When a pregnancy develops complications or extends well past the due date, a doctor may recommend inducing labor. A drug called Pitocin (a type of oxytocin) may be administered intravenously for this purpose. Pitocin induces or increases contractions during childbirth. This may be useful when a mother suffers from certain conditions that could endanger the fetus or her, such as preeclampsia, diabetes, or a premature rupture of the fetal membranes before labor starts. However, errors involving Pitocin may result in oxygen deprivation due to excessive contractions.
Impact of Oxygen Deprivation
Oxygen deprivation is a serious concern during childbirth because it can lead to permanent disabilities, such as cerebral palsy.
The federal Food and Drug Administration advises against using Pitocin outside hospitals or other settings where close medical attention can be provided. Due to the potentially serious risks associated with the drug, the FDA has attached a black box warning to it. Doctors should use Pitocin only when it is necessary, and they should take care to avoid an excessive dose. Both the mother and the fetus should be monitored constantly while the drug is administered. Medical professionals should understand the possible signs of Pitocin complications and respond to them immediately. In some cases, a doctor may need to perform a C-section.
Complications Caused by Pitocin Errors
No uniform dosage of Pitocin is appropriate in all circumstances. Different women will respond differently to the drug, so a doctor must calibrate the dosage carefully in each situation. An excessive dose of Pitocin or a failure to discontinue the use of Pitocin after observing signs of maternal or fetal distress may lead to dire consequences for both the mother and the child. For example, a mother might suffer a stroke, a hemorrhage (severe bleeding) after birth, or even death in very rare cases.
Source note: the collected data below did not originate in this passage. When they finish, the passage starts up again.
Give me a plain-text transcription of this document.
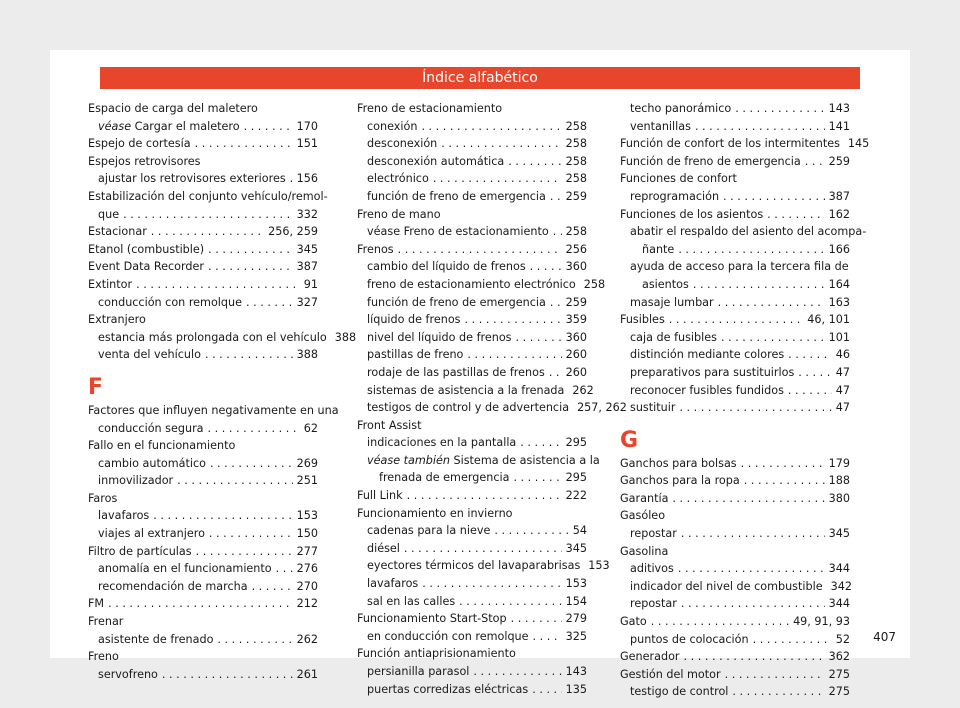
Índice alfabético
Espacio de carga del maletero
véase Cargar el maletero . . .	170
Espejo de cortesía . . .	151
Espejos retrovisores
ajustar los retrovisores exteriores . . . 156
Estabilización del conjunto vehículo/remol-
que . . .	332
Estacionar . . .	256, 259
Etanol (combustible) . . .	345
Event Data Recorder . . .	387
Extintor . . .	91
conducción con remolque . . .	327
Extranjero
estancia más prolongada con el vehículo 388
venta del vehículo . . .	388
F
Factores que influyen negativamente en una
conducción segura . . .	62
Fallo en el funcionamiento
cambio automático . . .	269
inmovilizador . . .	251
Faros
lavafaros . . .	153
viajes al extranjero . . .	150
Filtro de partículas . . .	277
anomalía en el funcionamiento . . . 276
recomendación de marcha . . .	270
FM . . .	212
Frenar
asistente de frenado . . .	262
Freno
servofreno . . .	261
Freno de estacionamiento
conexión . . .	258
desconexión . . .	258
desconexión automática . . .	258
electrónico . . .	258
función de freno de emergencia . . . 259
Freno de mano
véase Freno de estacionamiento . . . 258
Frenos . . .	256
cambio del líquido de frenos . . .	360
freno de estacionamiento electrónico 258
función de freno de emergencia . . . 259
líquido de frenos . . .	359
nivel del líquido de frenos . . .	360
pastillas de freno . . .	260
rodaje de las pastillas de frenos . . . 260
sistemas de asistencia a la frenada 262
testigos de control y de advertencia 257, 262
Front Assist
indicaciones en la pantalla . . .	295
véase también Sistema de asistencia a la
frenada de emergencia . . .	295
Full Link . . .	222
Funcionamiento en invierno
cadenas para la nieve . . .	54
diésel . . .	345
eyectores térmicos del lavaparabrisas 153
lavafaros . . .	153
sal en las calles . . .	154
Funcionamiento Start-Stop . . .	279
en conducción con remolque . . .	325
Función antiaprisionamiento
persianilla parasol . . .	143
puertas corredizas eléctricas . . .	135
techo panorámico . . .	143
ventanillas . . .	141
Función de confort de los intermitentes 145
Función de freno de emergencia . . . 259
Funciones de confort
reprogramación . . .	387
Funciones de los asientos . . .	162
abatir el respaldo del asiento del acompa-
ñante . . .	166
ayuda de acceso para la tercera fila de
asientos . . .	164
masaje lumbar . . .	163
Fusibles . . .	46, 101
caja de fusibles . . .	101
distinción mediante colores . . .	46
preparativos para sustituirlos . . .	47
reconocer fusibles fundidos . . .	47
sustituir . . .	47
G
Ganchos para bolsas . . .	179
Ganchos para la ropa . . .	188
Garantía . . .	380
Gasóleo
repostar . . .	345
Gasolina
aditivos . . .	344
indicador del nivel de combustible 342
repostar . . .	344
Gato . . .	49, 91, 93
puntos de colocación . . .	52
Generador . . .	362
Gestión del motor . . .	275
testigo de control . . .	275
407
A condition known as uterine rupture also might arise, in which the fetus enters the abdomen and may suffocate unless they are delivered immediately. In addition, a child may suffer from heart problems, decreased blood pressure, and brain damage. This is because strong, rapid contractions may disrupt the heart rate and oxygen level of the baby. If a doctor administers Pitocin in a proper dose and for a proper time, however, a baby likely can be born without complications.
Who Is at Fault?
Injuries caused by Pitocin usually indicate errors by doctors, rather than inherent problems with the drug.
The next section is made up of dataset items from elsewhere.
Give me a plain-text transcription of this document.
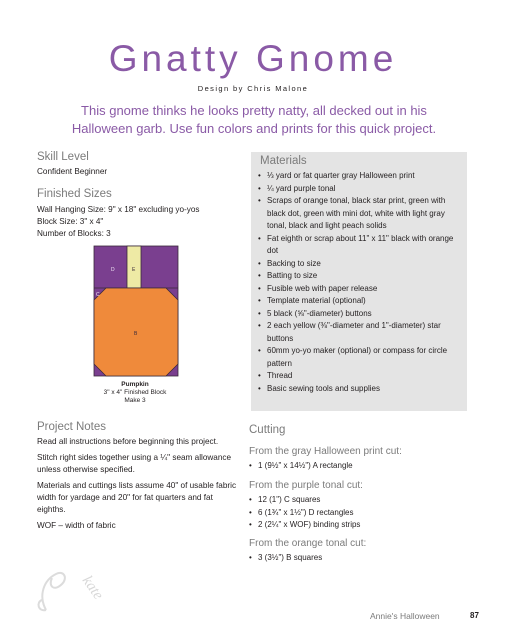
Gnatty Gnome
Design by Chris Malone
This gnome thinks he looks pretty natty, all decked out in his Halloween garb. Use fun colors and prints for this quick project.
Skill Level
Confident Beginner
Finished Sizes
Wall Hanging Size: 9" x 18" excluding yo-yos
Block Size: 3" x 4"
Number of Blocks: 3
D	E
C
B
Pumpkin
3" x 4" Finished Block
Make 3
Project Notes
Read all instructions before beginning this project.
Stitch right sides together using a ¼" seam allowance unless otherwise specified.
Materials and cuttings lists assume 40" of usable fabric width for yardage and 20" for fat quarters and fat eighths.
WOF – width of fabric
kate
Materials
• ⅓ yard or fat quarter gray Halloween print
• ¼ yard purple tonal
• Scraps of orange tonal, black star print, green with black dot, green with mini dot, white with light gray tonal, black and light peach solids
• Fat eighth or scrap about 11" x 11" black with orange dot
• Backing to size
• Batting to size
• Fusible web with paper release
• Template material (optional)
• 5 black (⅝"-diameter) buttons
• 2 each yellow (⅜"-diameter and 1"-diameter) star buttons
• 60mm yo-yo maker (optional) or compass for circle pattern
• Thread
• Basic sewing tools and supplies
Cutting
From the gray Halloween print cut:
• 1 (9½" x 14½") A rectangle
From the purple tonal cut:
• 12 (1") C squares
• 6 (1¾" x 1½") D rectangles
• 2 (2¼" x WOF) binding strips
From the orange tonal cut:
• 3 (3½") B squares
Annie's Halloween	87
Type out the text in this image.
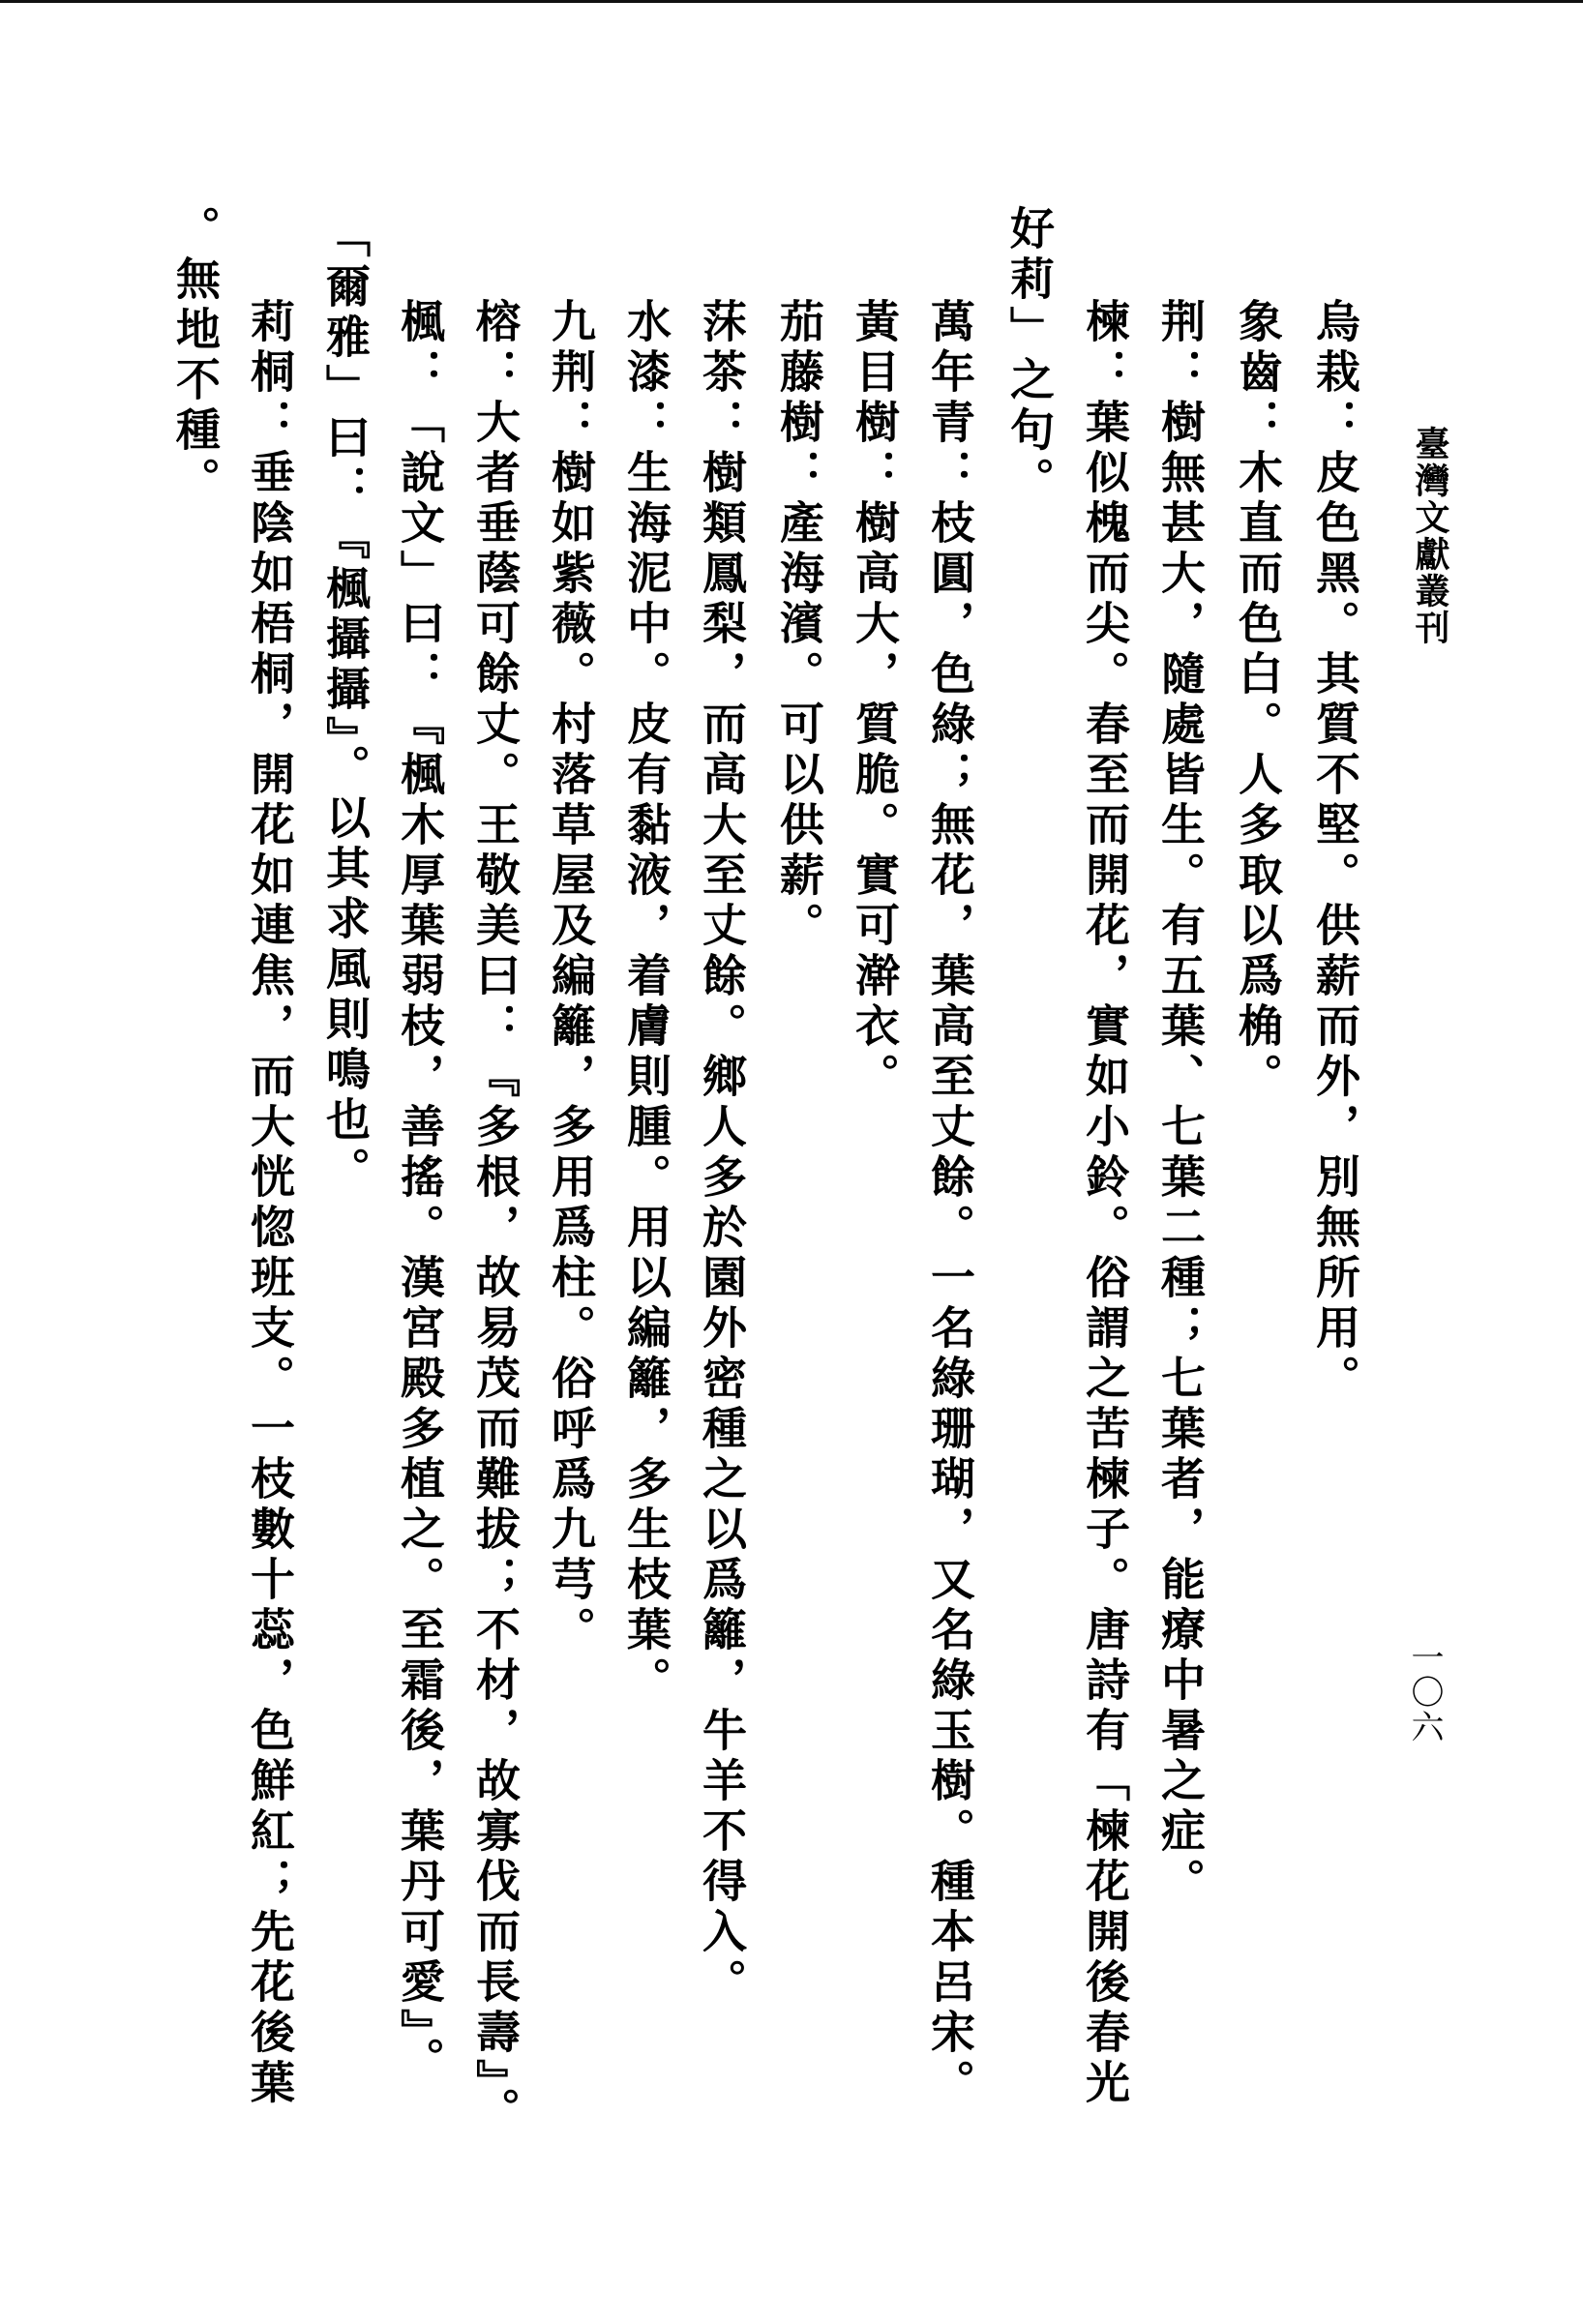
臺灣文獻叢刊
一〇六
烏栽：皮色黑。其質不堅。供薪而外，別無所用。
象齒：木直而色白。人多取以爲桷。
荆：樹無甚大，隨處皆生。有五葉、七葉二種；七葉者，能療中暑之症。
楝：葉似槐而尖。春至而開花，實如小鈴。俗謂之苦楝子。唐詩有「楝花開後春光
好莉」之句。
萬年青：枝圓，色綠；無花，葉高至丈餘。一名綠珊瑚，又名綠玉樹。種本呂宋。
黃目樹：樹高大，質脆。實可澣衣。
茄藤樹：產海濱。可以供薪。
莯茶：樹類鳳梨，而高大至丈餘。鄉人多於園外密種之以爲籬，牛羊不得入。
水漆：生海泥中。皮有黏液，着膚則腫。用以編籬，多生枝葉。
九荆：樹如紫薇。村落草屋及編籬，多用爲柱。俗呼爲九芎。
榕：大者垂蔭可餘丈。王敬美曰：『多根，故易茂而難拔；不材，故寡伐而長壽』。
楓：「說文」曰：『楓木厚葉弱枝，善搖。漢宮殿多植之。至霜後，葉丹可愛』。
「爾雅」曰：『楓攝攝』。以其求風則鳴也。
莉桐：垂陰如梧桐，開花如連焦，而大恍惚班支。一枝數十蕊，色鮮紅；先花後葉
。無地不種。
Legal Claims Based on Pitocin Errors
An excessive dose of Pitocin or a failure to recognize complications from the drug may cause permanent disabilities that change the lives of a child and their family. Treating conditions such as cerebral palsy tends to be complex and expensive. A child may need medications, surgeries, regular doctor’s appointments, physical therapy, and occupational therapy. Sometimes a child will need leg braces, a wheelchair, or home modifications. A mother who suffers harm from a Pitocin error may no longer be able to hold a job and may need long-term treatment as well. Both a mother and a child may experience persistent physical pain and emotional distress. All of these losses may be recovered in a medical malpractice lawsuit.
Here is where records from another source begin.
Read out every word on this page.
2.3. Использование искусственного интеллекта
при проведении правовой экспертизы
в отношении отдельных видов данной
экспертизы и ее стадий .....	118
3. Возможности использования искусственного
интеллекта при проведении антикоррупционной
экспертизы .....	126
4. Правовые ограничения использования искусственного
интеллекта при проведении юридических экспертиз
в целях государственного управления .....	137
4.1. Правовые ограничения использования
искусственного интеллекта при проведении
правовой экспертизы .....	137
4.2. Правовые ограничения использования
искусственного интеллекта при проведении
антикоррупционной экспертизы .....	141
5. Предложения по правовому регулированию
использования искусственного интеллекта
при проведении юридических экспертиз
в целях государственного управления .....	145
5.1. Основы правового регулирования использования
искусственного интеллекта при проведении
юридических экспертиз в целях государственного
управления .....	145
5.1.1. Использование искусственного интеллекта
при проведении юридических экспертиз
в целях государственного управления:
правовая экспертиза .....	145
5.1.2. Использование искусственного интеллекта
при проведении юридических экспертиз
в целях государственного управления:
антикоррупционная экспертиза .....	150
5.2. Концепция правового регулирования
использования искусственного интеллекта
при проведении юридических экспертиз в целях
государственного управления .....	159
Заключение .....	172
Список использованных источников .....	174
To prove the liability of a health care provider, a plaintiff usually must show that the provider did not follow the appropriate practices that a similarly situated provider would have followed when treating a similar patient. This requires presenting testimony from doctors or other experts who are familiar with the field. A plaintiff also may need to submit an affidavit of merit, in which an expert who has reviewed the records provides an opinion that the claim is valid. Due to their complexity, birth injury cases benefit from professional representation. Parents may worry about the cost of hiring an attorney, but birth injury lawyers usually charge contingency fees. This means that they collect compensation for their services as a percentage of any damages awarded to a client.